02-18 17:54:09.215: D/NsdService(628): resolveService: 116 name: TuSync-0.60493, type: _tusync._tcp., host: null, port: 0
02-18 17:54:09.216: D/MDnsDS(187): resolveService(116, (null), TuSync-0.60493, _tusync._tcp., local.)
02-18 17:54:09.217: D/MDnsDS(187): resolve succeeded for 116 finding TuSync-0\.60493._tusync._tcp.local. at Android-2.local.:60493 with txtLen 1
02-18 17:54:09.219: D/NsdService(628): SERVICE_RESOLVED Raw: 608 116 "TuSync-0\\.60493._tusync._tcp.local." "Android-2.local." 60493 1
02-18 17:54:09.228: D/MDnsDS(187): getAddrInfo succeeded for 117: 117 "Android-2.local." 120 10.0.0.6
02-18 17:54:09.228: D/MDnsDS(187): getAddrInfo succeeded for 117: 117 "Android-2.local." 120 fe80::c643:8fff:fec5:5648
02-18 17:54:09.229: D/NsdService(628): SERVICE_GET_ADDR_SUCCESS Raw: 612 117 "Android-2.local." 120 10.0.0.6
02-18 17:54:09.244: D/MDnsDS(187): Discover found new serviceName TuSync-0.36230, regType _tusync._tcp. and domain local. for 113
02-18 17:54:09.251: E/NsdService(628): Unique id with no client mapping: 117
02-18 17:54:09.251: E/NsdService(628): Unhandled { when=-22ms what=393242 obj=com.android.server.NsdService$NativeEvent@1e992653 target=com.android.internal.util.StateMachine$SmHandler }
02-18 17:54:09.255: D/NsdService(628): SERVICE_FOUND Raw: 603 113 "TuSync-0.36230" _tusync._tcp. local.
In this case, the discovered node 10.0.0.5 (port 36230) triggers no discoveryListener notification.
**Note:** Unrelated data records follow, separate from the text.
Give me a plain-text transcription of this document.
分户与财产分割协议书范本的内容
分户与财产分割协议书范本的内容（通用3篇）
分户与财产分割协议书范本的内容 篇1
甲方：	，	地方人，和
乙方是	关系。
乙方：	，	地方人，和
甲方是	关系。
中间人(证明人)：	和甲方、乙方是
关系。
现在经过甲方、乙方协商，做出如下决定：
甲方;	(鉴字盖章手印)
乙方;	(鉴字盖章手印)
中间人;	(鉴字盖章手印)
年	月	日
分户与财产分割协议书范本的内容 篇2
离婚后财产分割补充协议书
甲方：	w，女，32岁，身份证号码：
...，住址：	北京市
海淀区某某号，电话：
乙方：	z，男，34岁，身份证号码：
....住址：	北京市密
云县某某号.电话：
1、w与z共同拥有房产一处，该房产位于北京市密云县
After the last log message, nothing happens.
The source of my NsdHelper class is attached for reference. The low amount of similar bug reports makes me wonder if I'm the only one with these problems or if the NsdManager is completely unstable and no-one uses it anyway?
Note, that I even implemented a semaphore that can be set to 1 to prevent resolving multiple services in parallel, as somebody else reported problems with parallel resolution.